Her geçen turnuva, OpTic’i takım sıralamalarında daha üstlere taşıyordu. Bunlardan biri de ESL Pro League 4. Sezon Finalleri’ydi. Gruplardan çıkma başarısı gösteren Yeşil Duvar, yarı finale çıkamadan elense dahi FaZe, dignitas ve EnVyUs gibi ekipleri altına almayı başarmıştı.
Bir sonraki durak Northern Arena: Montreal’di. Grubunu ikinci sırada tamamlayan OpTic, yarı finalde Heroic’i finaldeyse G2’yu geçerek 50 bin dolarlık ödüle ve ilk uluslararası kupasına kavuştu.

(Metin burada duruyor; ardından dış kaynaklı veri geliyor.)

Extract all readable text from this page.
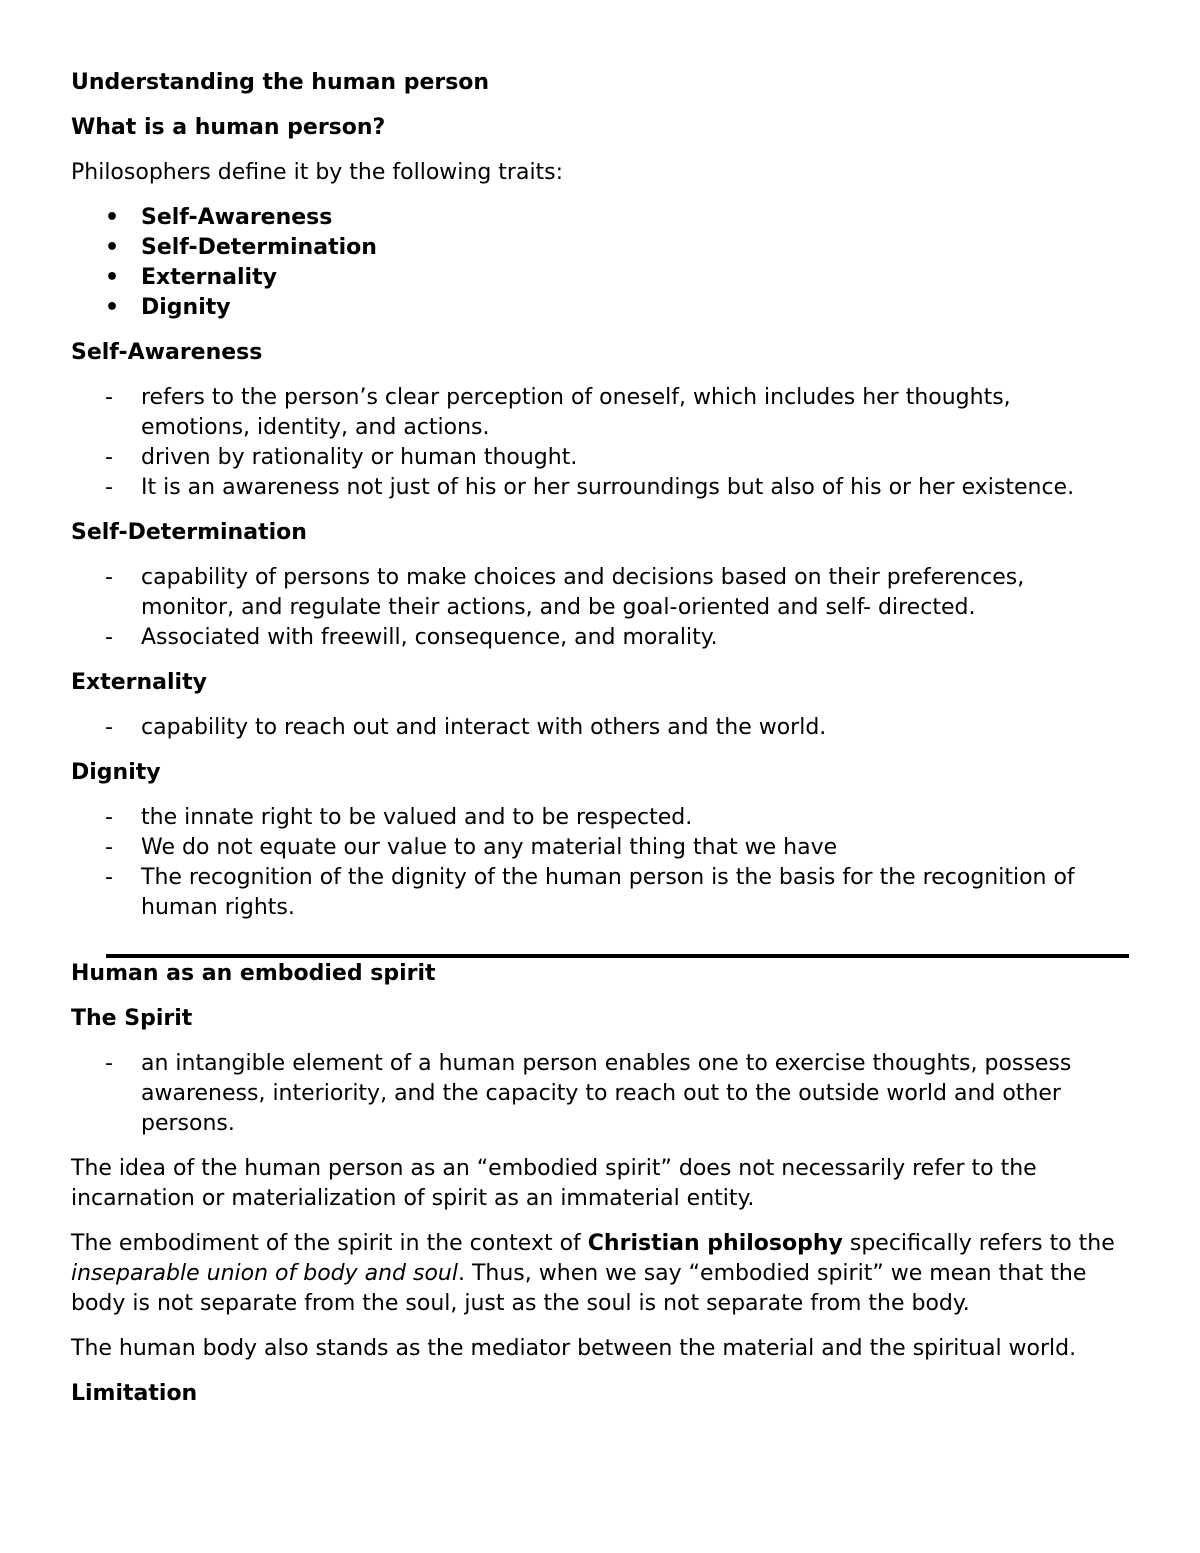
Understanding the human person

What is a human person?

Philosophers define it by the following traits:

• Self-Awareness
• Self-Determination
• Externality
• Dignity

Self-Awareness

- refers to the person’s clear perception of oneself, which includes her thoughts, emotions, identity, and actions.
- driven by rationality or human thought.
- It is an awareness not just of his or her surroundings but also of his or her existence.

Self-Determination

- capability of persons to make choices and decisions based on their preferences, monitor, and regulate their actions, and be goal-oriented and self- directed.
- Associated with freewill, consequence, and morality.

Externality

- capability to reach out and interact with others and the world.

Dignity

- the innate right to be valued and to be respected.
- We do not equate our value to any material thing that we have
- The recognition of the dignity of the human person is the basis for the recognition of human rights.

Human as an embodied spirit

The Spirit

- an intangible element of a human person enables one to exercise thoughts, possess awareness, interiority, and the capacity to reach out to the outside world and other persons.

The idea of the human person as an “embodied spirit” does not necessarily refer to the incarnation or materialization of spirit as an immaterial entity.

The embodiment of the spirit in the context of Christian philosophy specifically refers to the inseparable union of body and soul. Thus, when we say “embodied spirit” we mean that the body is not separate from the soul, just as the soul is not separate from the body.

The human body also stands as the mediator between the material and the spiritual world.

Limitation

RUSH ve tarik’in agresifliğiyle mixwell’in olağandışı AWP oyunları onları ciddiye alınacak bir güç konumuna getirmişti.
Hezimetle sonuçlanan DreamHack Winter 2016, bir rüyanın gerçekleşmesiyle çabuk unutuldu. ELEAGUE 2. Sezon’da grubunu fnatic, dignitas ve EnVyUs gibi üç elit seviye takımın önünde tamamlayan Yeşil Duvar, bununla yetinmedi ve sırasıyla mousesports, FaZe ve Astralis’i yenerek yılın en prestijli turnuvalarından birinin sahibi oldu. 400 bin dolarlık ödül, OpTic’e getirdiği güven ve rakiplerine verdiği korkunun yanında devede kulak kalıyordu.

Maksimum özgüven ile ECS 2. Sezon Finalleri’ne giden takım, grupta yalnızca Astralis’e geçilerek FaZe ve Cloud9’ı turnuva dışına itti. Yarı finaldeki EnVyUs galibiyeti finalde Astralis’e karşı alınan bir galibiyetle taçlandırılamasa da OpTic, zihinlerde artık en iyi 10 takım arasındaydı.
Birkaç ay öncesine kadar herhangi bir uluslararası turnuvada yarı finale çıkması sürpriz sayılan bir takımın tartışmasız olarak en iyi 10 takımdan biri haline gelmesi müthiş bir öykü. Ancak bu öykü henüz bitmedi. Yeşil Duvar son olarak ELEAGUE Majör Ana Elemeleri’ni üç galibiyet ve bir mağlubiyetle tamamlayarak ikinci majörüne katılmaya hak kazandı. İlki olan ESL One: Cologne 2016’nın aksine ELEAGUE Majör’de OpTic, gruptan çıkmasına kesin gözüyle bakılan ekiplerden biri.
OpTic’in CS: GO’daki ilk yılı işte böyle geçti. 2017’nin sonunda geriye baktığımızda belki de “OpTic efsanesi işte böyle doğdu.” diyeceğiz fakat öncesinde tarik ve arkadaşlarının son bir görevi var; ocakta gruptan çıkmayı başararak bir sonraki majör için “Efsane” statüsüne sahip olmak.